An MIT biology professor says he plans to use patents in an unusual way: to push gene-editing scientists out into the open.
Kevin Esvelt has helped develop a technology called “gene drive,” an evolution-warping technique that could be used to wipe out malaria-causing mosquitoes or invasive species like rats on Pacific islands.
Gene drives use the DNA-slicing technology called CRISPR to force a “selfish” gene to spread in wild populations of animals as they reproduce. Speaking at EmTech MIT 2016 on Wednesday, Esvelt said he’s worried about an ecological accident—or simply premature use of the technology.
Now he’s proposing the unprecedented step of using patents to require university scientists to disclose their intentions before they carry out any experiments.
“It’s essential we don’t develop ecological technologies behind closed doors,” says Esvelt. “We need a space to discuss what is going on in laboratories and what they are planning.”
In the U.S., academic scientists are able to mostly ignore patents. That’s because it is a tradition not to enforce intellectual-property claims on basic researchers. However, the law says that a patent holder can stop anyone from making or using a technology.
Esvelt says he wants to test the law. His demand: be 100 percent open or work on something else.
I asked Jacob Sherkow, a law professor at New York Law School, if the plan could work. “The short answer is yes, you can require licensees of a patent to conduct themselves in the way you would like,” he says. “Although he might have to sue people to take a license and comply with him.”
Esvelt likens his initiative to “copyleft,” a way some software developers, instead of trying to make money, use their copyright to make sure their code stays open-source. He says he would also require labs to follow safety procedures that he and other scientists agreed on in 2015 to prevent gene-drive creations from escaping.

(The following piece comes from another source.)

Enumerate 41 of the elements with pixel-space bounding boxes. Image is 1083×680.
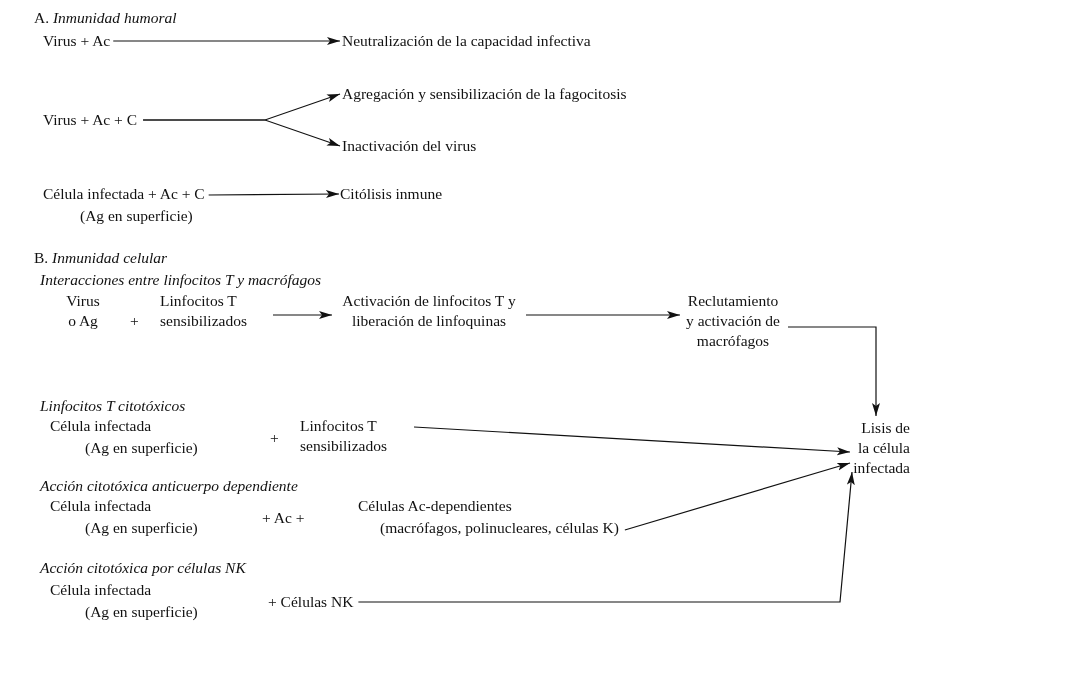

Esvelt might have the clout to make it happen. He is a coauthor on a gene-drive patent application filed by Harvard University. He says he is also talking to lawyers at Harvard and MIT about using those schools’ basic patents on CRISPR gene editing to enforce his openness plan.
“Some scientists might not like being so open, but most say ‘Okay, so long as everyone else is too,” says Esvelt. Biologists can be highly secretive, but it’s often because they are afraid of being scooped.

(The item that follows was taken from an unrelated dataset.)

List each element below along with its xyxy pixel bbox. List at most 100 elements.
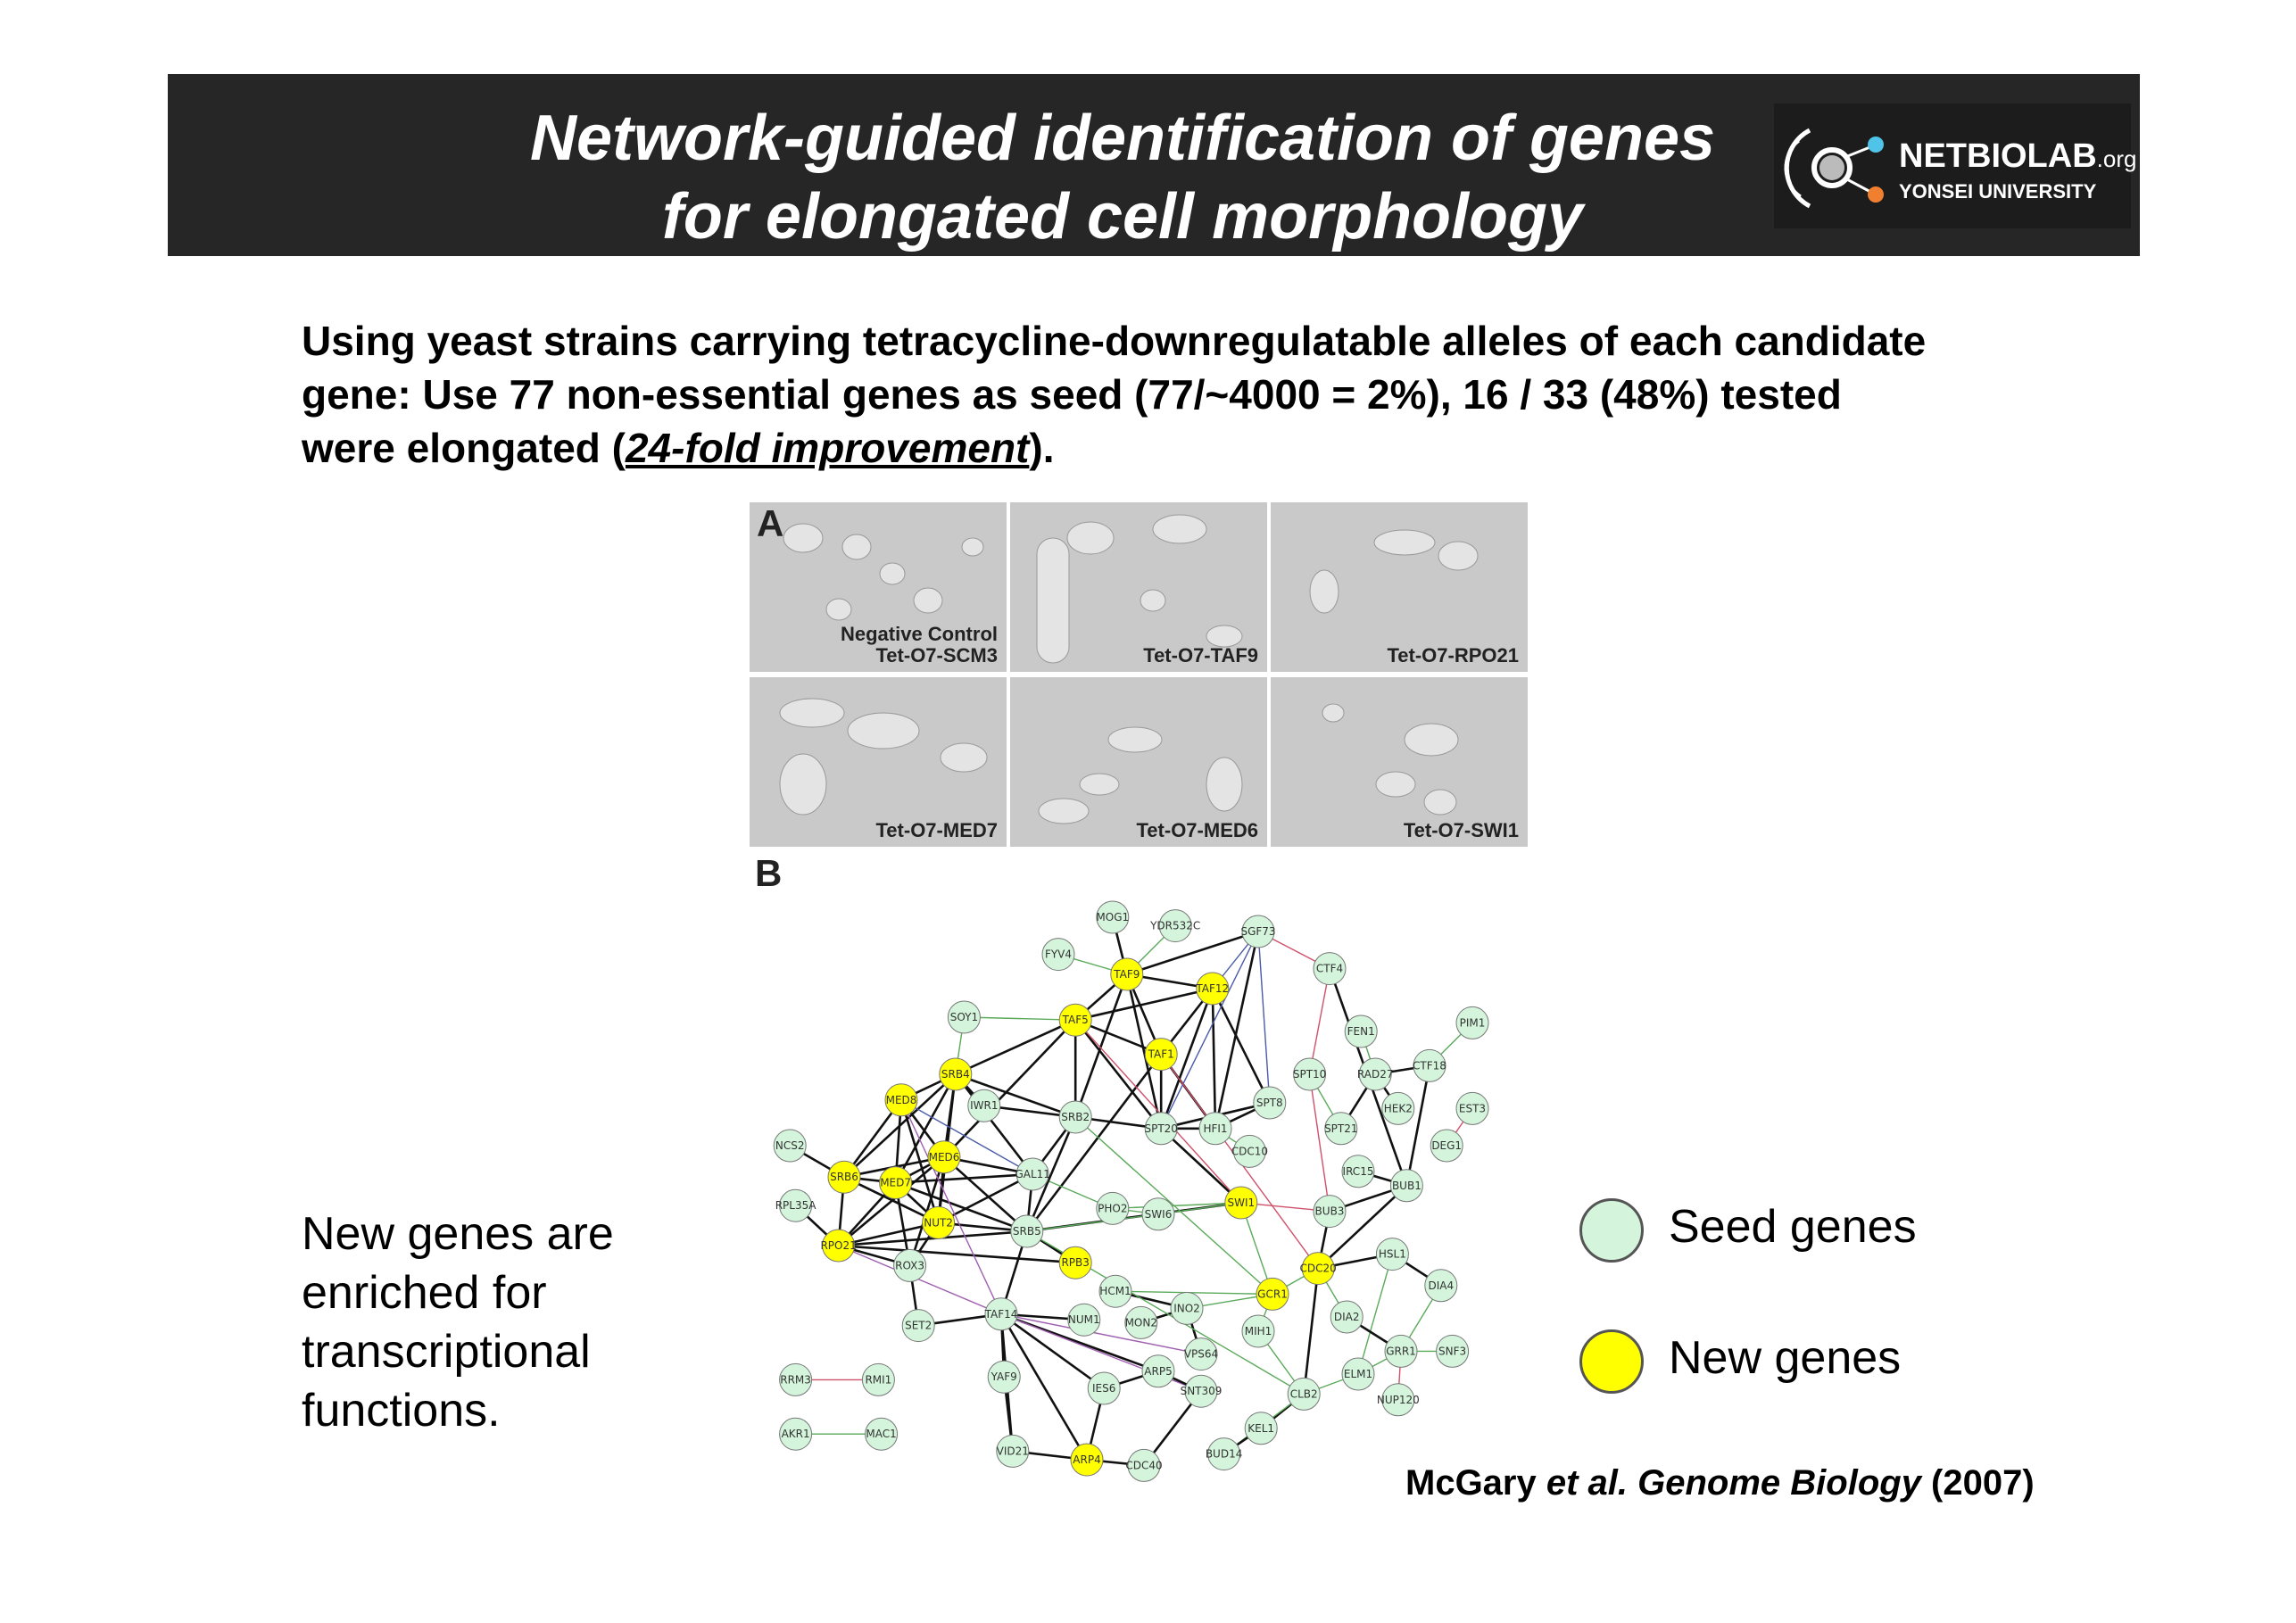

There’s already a precedent for using patents to limit the spread of gene-drive technology. In September, Monsanto purchased a license to CRISPR patents from the Broad Institute of MIT and Harvard in order to genetically engineer new plants. But that license came with an extraordinary proviso: Monsanto was “prohibited” from developing a gene drive. The Broad Institute noted, in a statement explaining the restrictions, that gene drives have “the potential to disrupt ecosystems.”
Esvelt first worked out the idea for a CRISPR gene drive in 2014 and filed his patent. He did his work mostly on paper. But his fears of risky lab work were realized a few months later when a lab in California arrived at the idea independently and used it to turn black fruit flies yellow, implementing less than perfect safety controls.
What if one of the flies had escaped? “My nightmare is a wave of yellow flies spreading across the country,” says Esvelt. He imagines a corresponding wave of negative media coverage and loss of trust in scientists.
Esvelt is working on his own long-range plan to create a gene drive in white-footed mice to fight Lyme disease in the eastern U.S. It would work by spreading genes that makes mice resistant to Lyme.
Before doing any lab work, he published his designs and held meetings on Nantucket and Martha’s Vineyard, two islands where he hopes to test the idea.